Cyclic mechanical stretch downregulates IL-1β-induced COX-2 expression and PGE2 production in rheumatoid arthritis fibroblast-like synoviocytes

In rheumatoid arthritis (RA), fibroblast-like synoviocytes (FLS) are one of the primary sources of inflammatory cytokines, including prostaglandins (PGs) and matrix metalloproteinases (MMPs) in joints that are detrimental to the bone, cartilage, and the surrounding tissue. Many studies, in recent years, have shown that physiotherapies play a beneficial effect on the maintenance of joint homeostasis in RA; however, the underlying mechanisms involved are still not fully elucidated. This study was performed to investigate cellular mechanism of mechanical strain-mediated actions in RA-FLS. RA-FLS were grown on collagen-coated silicone membranes and were exposed to 6% cyclic mechanical stretch at a frequency of 0.5 Hz for different times in the presence/absence of IL-1 beta.
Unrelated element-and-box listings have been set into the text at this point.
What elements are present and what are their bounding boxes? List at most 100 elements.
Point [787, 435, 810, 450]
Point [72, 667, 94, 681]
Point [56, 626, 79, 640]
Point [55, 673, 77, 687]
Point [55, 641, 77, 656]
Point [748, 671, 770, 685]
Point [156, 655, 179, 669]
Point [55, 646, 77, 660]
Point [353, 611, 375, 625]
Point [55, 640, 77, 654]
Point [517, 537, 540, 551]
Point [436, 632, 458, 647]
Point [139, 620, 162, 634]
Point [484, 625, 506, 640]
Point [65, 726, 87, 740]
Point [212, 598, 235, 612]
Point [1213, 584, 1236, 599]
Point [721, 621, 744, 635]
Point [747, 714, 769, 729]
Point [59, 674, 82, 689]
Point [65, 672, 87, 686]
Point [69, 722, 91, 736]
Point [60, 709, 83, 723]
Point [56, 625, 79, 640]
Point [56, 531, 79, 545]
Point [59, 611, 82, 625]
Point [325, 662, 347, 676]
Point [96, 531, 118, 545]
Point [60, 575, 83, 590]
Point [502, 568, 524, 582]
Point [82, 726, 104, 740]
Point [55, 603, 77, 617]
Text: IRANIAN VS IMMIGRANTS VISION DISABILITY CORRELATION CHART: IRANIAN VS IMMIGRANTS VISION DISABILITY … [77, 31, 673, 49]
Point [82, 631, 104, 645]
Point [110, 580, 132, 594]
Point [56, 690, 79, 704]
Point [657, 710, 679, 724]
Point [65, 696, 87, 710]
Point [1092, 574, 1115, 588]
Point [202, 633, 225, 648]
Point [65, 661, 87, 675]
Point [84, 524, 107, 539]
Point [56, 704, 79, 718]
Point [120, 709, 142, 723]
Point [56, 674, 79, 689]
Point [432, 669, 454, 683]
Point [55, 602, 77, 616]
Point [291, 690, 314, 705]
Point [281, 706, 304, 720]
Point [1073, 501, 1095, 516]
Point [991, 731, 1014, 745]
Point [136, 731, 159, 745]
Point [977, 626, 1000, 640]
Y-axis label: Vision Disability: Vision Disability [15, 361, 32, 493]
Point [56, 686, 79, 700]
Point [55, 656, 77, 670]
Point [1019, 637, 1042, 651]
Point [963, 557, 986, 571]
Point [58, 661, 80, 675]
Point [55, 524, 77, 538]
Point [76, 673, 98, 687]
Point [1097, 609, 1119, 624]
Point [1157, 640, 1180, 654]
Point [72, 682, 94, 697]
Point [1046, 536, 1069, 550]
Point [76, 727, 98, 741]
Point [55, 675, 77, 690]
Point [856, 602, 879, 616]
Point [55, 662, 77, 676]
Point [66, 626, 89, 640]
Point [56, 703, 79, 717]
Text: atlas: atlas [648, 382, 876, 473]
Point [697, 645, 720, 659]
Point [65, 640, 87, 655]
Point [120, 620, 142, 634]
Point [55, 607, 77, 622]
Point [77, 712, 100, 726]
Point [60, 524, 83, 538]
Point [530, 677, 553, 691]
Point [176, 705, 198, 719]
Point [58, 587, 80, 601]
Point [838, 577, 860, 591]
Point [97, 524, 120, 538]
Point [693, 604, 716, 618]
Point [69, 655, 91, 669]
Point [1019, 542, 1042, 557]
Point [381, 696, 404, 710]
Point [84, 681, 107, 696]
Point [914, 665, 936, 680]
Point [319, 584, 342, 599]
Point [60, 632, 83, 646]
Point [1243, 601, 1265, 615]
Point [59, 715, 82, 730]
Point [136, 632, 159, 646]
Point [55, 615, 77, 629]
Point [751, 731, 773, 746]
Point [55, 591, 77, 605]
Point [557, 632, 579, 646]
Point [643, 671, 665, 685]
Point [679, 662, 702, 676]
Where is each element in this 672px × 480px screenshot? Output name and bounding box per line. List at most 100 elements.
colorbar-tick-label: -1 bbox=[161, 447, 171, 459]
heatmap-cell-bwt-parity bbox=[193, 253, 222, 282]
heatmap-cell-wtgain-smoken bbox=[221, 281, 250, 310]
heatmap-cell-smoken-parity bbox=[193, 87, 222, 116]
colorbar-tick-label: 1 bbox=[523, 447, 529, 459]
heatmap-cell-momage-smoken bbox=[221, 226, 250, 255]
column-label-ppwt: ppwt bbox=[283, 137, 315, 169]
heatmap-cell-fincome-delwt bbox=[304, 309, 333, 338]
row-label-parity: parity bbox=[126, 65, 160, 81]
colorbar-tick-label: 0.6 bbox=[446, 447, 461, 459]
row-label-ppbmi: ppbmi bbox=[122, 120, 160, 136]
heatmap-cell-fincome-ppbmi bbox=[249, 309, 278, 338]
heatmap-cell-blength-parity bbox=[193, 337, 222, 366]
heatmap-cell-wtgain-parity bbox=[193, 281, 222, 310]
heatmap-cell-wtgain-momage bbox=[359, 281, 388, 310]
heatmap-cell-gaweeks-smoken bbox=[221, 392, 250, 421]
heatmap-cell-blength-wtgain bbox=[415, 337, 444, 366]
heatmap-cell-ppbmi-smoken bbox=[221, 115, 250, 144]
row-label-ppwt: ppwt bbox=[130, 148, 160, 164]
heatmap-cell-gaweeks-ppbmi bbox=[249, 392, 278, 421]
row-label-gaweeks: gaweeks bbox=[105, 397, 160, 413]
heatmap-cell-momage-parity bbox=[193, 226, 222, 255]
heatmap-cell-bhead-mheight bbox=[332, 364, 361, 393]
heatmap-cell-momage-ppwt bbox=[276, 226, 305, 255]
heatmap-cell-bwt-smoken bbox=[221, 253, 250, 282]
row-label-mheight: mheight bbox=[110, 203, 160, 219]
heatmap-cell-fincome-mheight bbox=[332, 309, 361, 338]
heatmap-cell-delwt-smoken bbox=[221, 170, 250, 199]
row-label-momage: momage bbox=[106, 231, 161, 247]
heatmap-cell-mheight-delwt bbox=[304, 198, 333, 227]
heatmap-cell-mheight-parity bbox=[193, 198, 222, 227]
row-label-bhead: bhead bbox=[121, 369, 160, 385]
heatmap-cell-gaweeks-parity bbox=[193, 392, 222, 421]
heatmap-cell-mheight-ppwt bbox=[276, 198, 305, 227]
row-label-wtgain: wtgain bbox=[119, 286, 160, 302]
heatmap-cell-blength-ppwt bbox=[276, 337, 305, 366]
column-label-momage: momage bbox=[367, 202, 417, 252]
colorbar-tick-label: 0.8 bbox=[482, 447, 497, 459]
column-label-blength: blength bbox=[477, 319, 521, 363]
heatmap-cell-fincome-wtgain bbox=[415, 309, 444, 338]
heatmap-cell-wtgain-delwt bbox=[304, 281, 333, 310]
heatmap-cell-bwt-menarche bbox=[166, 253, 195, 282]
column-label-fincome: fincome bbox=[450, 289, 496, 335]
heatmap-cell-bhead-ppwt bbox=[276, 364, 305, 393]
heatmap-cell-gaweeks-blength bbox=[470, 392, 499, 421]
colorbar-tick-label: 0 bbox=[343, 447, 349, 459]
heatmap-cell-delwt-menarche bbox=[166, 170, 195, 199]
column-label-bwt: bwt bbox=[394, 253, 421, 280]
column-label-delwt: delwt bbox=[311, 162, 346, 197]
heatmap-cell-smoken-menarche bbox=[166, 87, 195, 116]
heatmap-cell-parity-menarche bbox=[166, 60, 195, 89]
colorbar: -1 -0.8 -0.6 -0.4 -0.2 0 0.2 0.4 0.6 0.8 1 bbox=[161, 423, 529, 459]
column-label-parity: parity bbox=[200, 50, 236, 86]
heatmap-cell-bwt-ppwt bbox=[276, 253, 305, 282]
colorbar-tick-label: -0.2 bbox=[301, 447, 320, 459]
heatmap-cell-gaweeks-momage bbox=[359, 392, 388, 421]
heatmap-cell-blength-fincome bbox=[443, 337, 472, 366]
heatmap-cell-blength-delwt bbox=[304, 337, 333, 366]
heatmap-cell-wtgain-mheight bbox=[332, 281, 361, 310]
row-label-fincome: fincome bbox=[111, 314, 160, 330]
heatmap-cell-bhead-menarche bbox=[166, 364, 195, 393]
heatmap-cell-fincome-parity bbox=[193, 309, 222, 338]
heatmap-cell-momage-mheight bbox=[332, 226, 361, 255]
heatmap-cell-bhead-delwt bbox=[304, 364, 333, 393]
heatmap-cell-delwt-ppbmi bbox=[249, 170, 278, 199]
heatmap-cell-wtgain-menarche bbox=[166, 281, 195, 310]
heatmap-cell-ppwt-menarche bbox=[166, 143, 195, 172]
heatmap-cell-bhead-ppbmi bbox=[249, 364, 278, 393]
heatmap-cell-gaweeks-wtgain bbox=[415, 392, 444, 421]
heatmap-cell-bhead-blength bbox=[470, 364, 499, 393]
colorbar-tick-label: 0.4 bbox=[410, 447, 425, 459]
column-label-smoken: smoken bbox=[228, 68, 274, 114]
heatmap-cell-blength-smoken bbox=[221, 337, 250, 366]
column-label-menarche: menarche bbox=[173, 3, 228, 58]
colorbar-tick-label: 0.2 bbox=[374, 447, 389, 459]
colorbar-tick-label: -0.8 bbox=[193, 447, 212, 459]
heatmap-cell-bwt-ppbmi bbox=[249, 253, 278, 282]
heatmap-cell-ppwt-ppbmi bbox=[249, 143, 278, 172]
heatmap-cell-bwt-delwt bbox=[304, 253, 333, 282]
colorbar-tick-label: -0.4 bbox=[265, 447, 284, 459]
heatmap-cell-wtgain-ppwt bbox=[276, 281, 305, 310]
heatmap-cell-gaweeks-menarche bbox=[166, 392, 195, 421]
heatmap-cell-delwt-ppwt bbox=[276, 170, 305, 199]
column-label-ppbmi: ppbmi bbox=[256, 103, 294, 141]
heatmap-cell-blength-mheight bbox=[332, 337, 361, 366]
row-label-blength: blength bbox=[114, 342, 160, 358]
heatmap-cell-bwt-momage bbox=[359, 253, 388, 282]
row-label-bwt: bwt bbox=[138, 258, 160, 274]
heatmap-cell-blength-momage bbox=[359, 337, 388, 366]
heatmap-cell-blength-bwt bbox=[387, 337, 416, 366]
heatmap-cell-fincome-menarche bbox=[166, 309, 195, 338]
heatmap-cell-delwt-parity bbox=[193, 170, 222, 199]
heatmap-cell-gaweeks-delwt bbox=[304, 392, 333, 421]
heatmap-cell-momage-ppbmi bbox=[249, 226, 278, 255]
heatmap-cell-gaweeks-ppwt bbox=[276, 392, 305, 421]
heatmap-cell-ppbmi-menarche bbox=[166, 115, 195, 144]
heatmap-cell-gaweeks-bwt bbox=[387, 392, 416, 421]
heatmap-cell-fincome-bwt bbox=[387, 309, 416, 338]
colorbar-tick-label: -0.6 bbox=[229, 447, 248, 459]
Real-time PCR and western blotting were used to detect the mRNA and protein level of cyclooxygenase-2 (COX-2) and MMP-1. The production of prostaglandin E-2 (PGE(2)) was quantified by ELISA method. Our results showed that 6% cyclic mechanical stretch significantly inhibited IL-1 beta-induced MMP-1 (gene) and COX-2 (gene and protein) expression at 15, 40, and 80 min. It also downregulated the IL-1 beta-induced production of PGE(2). Further investigation of nuclear factor kappa B (NF-kappa B) signal pathway-related effectors I kappa B-alpha and I kappa B-beta revealed that 6% cyclic stretch inhibited their IL-1 beta-induced degradation in cytoplasm as well as reversed their gene transcription levels. Our data suggest that gentle level of cyclic mechanical stretch exerts a protective effect on RA-FLS as it downregulates the level of MMP-1 protease, COX-2, and proinflammatory PGE(2). The underlying mechanism appears to be, in part, executed through NF-kappa B and its upstream effectors.